= Leo Buring =

Australian winemaker

Hermann Paul Leopold Büring (7 October 1876 – 29 September 1961), generally known as Leo Buring, (Note: The umlaut over the "u" was discarded quite early and, like most other German families in Australia, not adopted its "ue" equivalent (Mücke, which became Muecke, was a notable exception).) was an Australian wine maker and merchant. He is commemorated at Roseworthy Agricultural College in the Leo Buring gold medal for dux of the oenology course.

==History==
Buring was born in Friedrichswalde, a son of (Theodor Gustave) Hermann Büring (1846–1919) and (Henrietta Friedrike Auguste) Lina Büring, née Dohrenwendt (c. 1846–1934). His father was a wine merchant, partner of H. Büring & Sobels, best known for their Quelltaler wines, made at "Spring Vale" in the Clare Valley wine region of South Australia.

He was educated at Prince Alfred College and Roseworthy Agricultural College, graduating dux in 1896, then studied in viticulture colleges in Geisenheim, Germany, and Montpellier, France.

On his return he worked in the family winery at Springvale, followed by Alex Prentice's at Rutherglen, Hans Irvine's at Great Western (later owned by Benno Seppelt), and from 1902 at Minchinbury, all known for their light white wines.
In 1912 Frank Penfold Hyland purchased the Minchinbury winery from James Angus and Sons, and invited Buring to take over production.
He had learned much about making sparkling wine by the Champagne method at Great Western, and put this to good use at Minchinbury, making theirs one of the finest in Australia, a reputation it retained while in the Penfolds stable.

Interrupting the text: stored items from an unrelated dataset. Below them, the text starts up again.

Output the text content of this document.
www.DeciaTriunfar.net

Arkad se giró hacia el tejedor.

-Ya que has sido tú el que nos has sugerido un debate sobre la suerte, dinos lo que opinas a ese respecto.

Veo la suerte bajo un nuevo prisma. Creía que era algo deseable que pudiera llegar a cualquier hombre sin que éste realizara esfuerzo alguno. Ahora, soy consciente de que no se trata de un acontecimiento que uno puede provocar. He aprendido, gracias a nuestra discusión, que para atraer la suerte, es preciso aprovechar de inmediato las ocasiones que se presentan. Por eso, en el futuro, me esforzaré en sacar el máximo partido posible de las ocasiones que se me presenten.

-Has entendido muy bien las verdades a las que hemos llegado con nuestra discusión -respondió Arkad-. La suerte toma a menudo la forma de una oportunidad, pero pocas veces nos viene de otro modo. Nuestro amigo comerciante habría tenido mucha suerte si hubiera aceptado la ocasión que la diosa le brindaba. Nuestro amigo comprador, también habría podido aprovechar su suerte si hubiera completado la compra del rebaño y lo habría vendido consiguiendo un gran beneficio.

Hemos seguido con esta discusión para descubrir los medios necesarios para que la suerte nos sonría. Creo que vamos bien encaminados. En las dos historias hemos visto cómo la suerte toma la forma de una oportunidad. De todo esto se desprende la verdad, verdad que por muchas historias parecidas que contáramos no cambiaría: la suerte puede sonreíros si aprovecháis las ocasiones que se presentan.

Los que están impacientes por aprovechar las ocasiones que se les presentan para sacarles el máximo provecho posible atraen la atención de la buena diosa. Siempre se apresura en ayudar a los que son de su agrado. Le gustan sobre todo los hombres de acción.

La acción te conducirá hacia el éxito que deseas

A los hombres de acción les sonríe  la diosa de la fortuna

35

Buring left Minchinbury in 1919 to pursue a career as winery consultant and to develop "Eden Glassie", an historic 376 acres property at Emu Plains on the Nepean River at the foot of the Blue Mountains, as a model winery. They built a house "Leonay" on the property and established a vineyard, making their first wine in 1923, and built a 19-hole golf course. He also grew asparagus and winter-flowering roses.

He was governing director and general manager of Lindeman wines from 1923 to 1931, when he founded Leo Buring Pty Ltd, established a warehouse and bottling plant at Redfern, and opened "Ye Olde Crusty Wine Cellar" at 255A George Street, Sydney in 1931, selling exclusively Australian wine.
He was a director of H. Buring & Sobels Ltd from 1934 to 1960.

==Leo Buring wines==
In 1944 Buring purchased the Orange Grove Winery in Tanunda and renamed it Chateau Leonay, later purchased by Ray Kidd, of Lindemans, along with its winemaker, John Vickery.

In 1951 Leo Buring (Holdings) Ltd purchased the Florita vineyard in Watervale (Clare Valley wine region) and replaced its vines with Pedro Ximenes and Palomino for sherry under the "Chateau Leonay" label.

The Leo Buring brand is now owned by Treasury Wine Estates, along with Lindemans, Penfolds, Wynns and other historic names, and became associated with high quality Rieslings.

== Recognition and representation==
- Buring was on the council of the Royal Agricultural Society of New South Wales for most or all of the years 1926 to 1937.
- Buring was a member of the Viticultural Council from 1920 to 1939 and its president in 1930.
- In May 1935 he was elected to represent wineries and distilleries of New South Wales and Queensland on the Commonwealth Government's Wine Overseas Marketing Board, created by the Wine Overseas Marketing Act of 1929–1930.
- He was a longtime member of the New South Wales branch of the Australian Wine Producers' Association and their delegate to the Federal Viticultural Council of Australia in 1938.
- He was a councillor of the Blue Mountains Shire 1937–1944.
- He represented New South Wales and Queensland on the Australian Wine Overseas Marketing Board in 1929–1936.
- He was honorary treasurer of the International Society of Australia 1936–1938.
- Buring and his brother Rudi each established a trust fund for a gold medal to be presented each year at Roseworthy College — his went to the dux of the diploma of oenology. Rudi took over funding of the prize for the dux of the second-year course, naming it the "H. Buring prize in viticulture", in memory of their father, Hermann Büring (died 1919).

==Family==
Buring married Ida Agatha "Nay" Sobels, daughter of his father's business partner, on 21 May 1902. They had no children. Their golden wedding anniversary was celebrated at the George Street cellar.

He died on 29 September 1961 at Penrith, New South Wales.